Pianeta Migranti. RenditiConto: il costo non è solo economico
Il prezzo dei centri italiani in Albania ricade su tutti noi
La campagna #RenditiConto, promossa dal Tavolo Asilo e Immigrazione (TAI) – una rete di oltre 40 organizzazioni impegnate nella tutela dei diritti delle persone migranti, rende visibile che i centri italiani in Albania non sono solo un’operazione politica, ma un progetto finanziato con ingenti risorse pubbliche e con un costo umano altissimo.
I centri di Shëngjin e Gjadër derivano dal Protocollo ItaliaAlbania. In origine dovevano ospitare persone soccorse in mare e gestire procedure accelerate di asilo fuori dal territorio italiano. Dopo le sentenze che hanno bloccato i trasferimenti, il progetto è stato riconvertito: oggi quei centri sono luoghi di detenzione amministrativa per persone già trattenute nei CPR italiani.
E’ un esperimento di frontiera delocalizzata, lontano da avvocati, media e controllo pubblico. Un modello che sposta la gestione delle migrazioni oltre confine, rendendo più difficile verificare cosa accade e quali diritti vengono realmente garantiti.
Il prezzo più alto lo pagano le persone
Dietro le cifre ci sono vite. Molte persone trasferite in Albania raccontano di essere state spostate senza informazioni chiare su destinazione, motivi e durata del trattenimento. Le testimonianze raccolte dal TAI parlano di solitudine, ansia, sofferenza psicologica. Frasi come “Sono sempre solo, ho paura” o “Appena qualcuno mi dice qualcosa, io piango” restituiscono la dimensione umana di un sistema che genera isolamento e vulnerabilità.
Diritti fondamentali – assistenza legale, cure, informazione, comunicazione – risultano spesso non garantiti adeguatamente. Le persone non sanno cosa stia accadendo alla loro vita: questo è il vero costo umano del “modello Albania”.
Un problema di democrazia
La questione non riguarda solo chi viene trattenuto. Riguarda tutte e tutti noi: il modo in cui uno Stato esercita il proprio potere, la trasparenza nell’uso dei fondi pubblici, la tenuta dello Stato di diritto.
Organizzazioni, giornalisti e persino delegazioni parlamentari hanno incontrato ostacoli nell’ottenere informazioni essenziali: quante persone sono trattenute, in quali condizioni, con quali procedure.

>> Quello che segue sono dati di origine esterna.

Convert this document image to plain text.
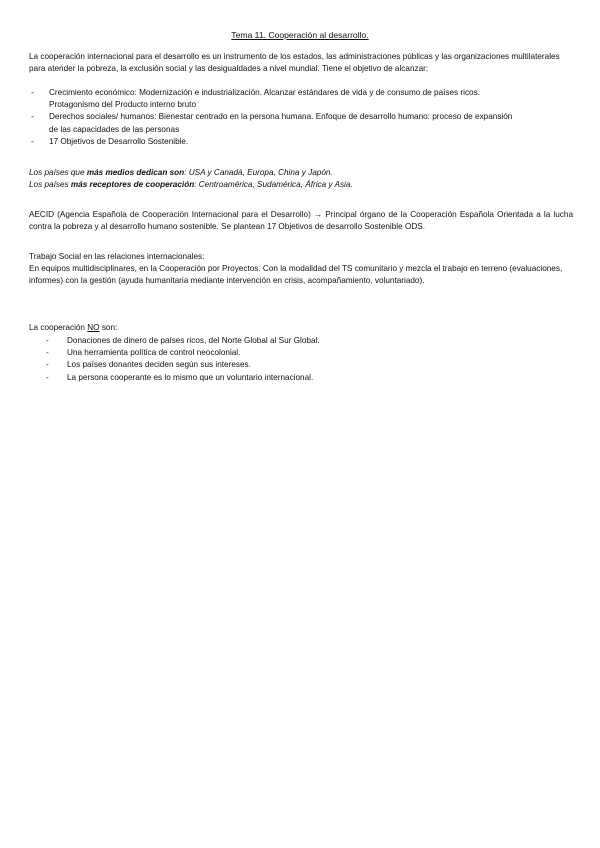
Tema 11. Cooperación al desarrollo.
La cooperación internacional para el desarrollo es un instrumento de los estados, las administraciones públicas y las organizaciones multilaterales para atender la pobreza, la exclusión social y las desigualdades a nivel mundial. Tiene el objetivo de alcanzar:
- Crecimiento económico: Modernización e industrialización. Alcanzar estándares de vida y de consumo de países ricos.
Protagonismo del Producto interno bruto
- Derechos sociales/ humanos: Bienestar centrado en la persona humana. Enfoque de desarrollo humano: proceso de expansión
de las capacidades de las personas
- 17 Objetivos de Desarrollo Sostenible.
Los países que más medios dedican son: USA y Canadá, Europa, China y Japón.
Los países más receptores de cooperación: Centroamérica, Sudamérica, África y Asia.
AECID (Agencia Española de Cooperación Internacional para el Desarrollo) → Principal órgano de la Cooperación Española Orientada a la lucha contra la pobreza y al desarrollo humano sostenible. Se plantean 17 Objetivos de desarrollo Sostenible ODS.
Trabajo Social en las relaciones internacionales:
En equipos multidisciplinares, en la Cooperación por Proyectos. Con la modalidad del TS comunitario y mezcla el trabajo en terreno (evaluaciones, informes) con la gestión (ayuda humanitaria mediante intervención en crisis, acompañamiento, voluntariado).
La cooperación NO son:
-	Donaciones de dinero de países ricos, del Norte Global al Sur Global.
-	Una herramienta política de control neocolonial.
-	Los países donantes deciden según sus intereses.
-	La persona cooperante es lo mismo que un voluntario internacional.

Quando un luogo di detenzione diventa opaco, anche le violazioni dei diritti rischiano di diventare invisibili.
Un costo economico enorme
Oltre ai 74 milioni di euro già spesi per la costruzione dei centri – cifra documentata dal report Trattenuti – il Governo ha previsto oltre 670 milioni di euro in cinque anni per il progetto Albania. Risorse pubbliche che potrebbero essere investite in sanità, scuola, welfare, accoglienza e servizi territoriali. La campagna invita a chiedersi che idea di società viene sostenuta con questi fondi.
Perché il “modello Albania” va fermato
Secondo il Tavolo Asilo e Immigrazione, questo modello non è una risposta efficace alla gestione delle migrazioni: sposta la frontiera oltre i confini nazionali; aumenta la distanza tra le persone e la possibilità di far valere i propri diritti; crea un precedente pericoloso; sottrae trasparenza e controllo democratico
La richiesta è chiara: chiudere i centri in Albania, fermare i trasferimenti verso Gjadër, garantire piena trasparenza su costi, procedure e condizioni di trattenimento. Il costo non è solo economico. È umano, democratico e collettivo.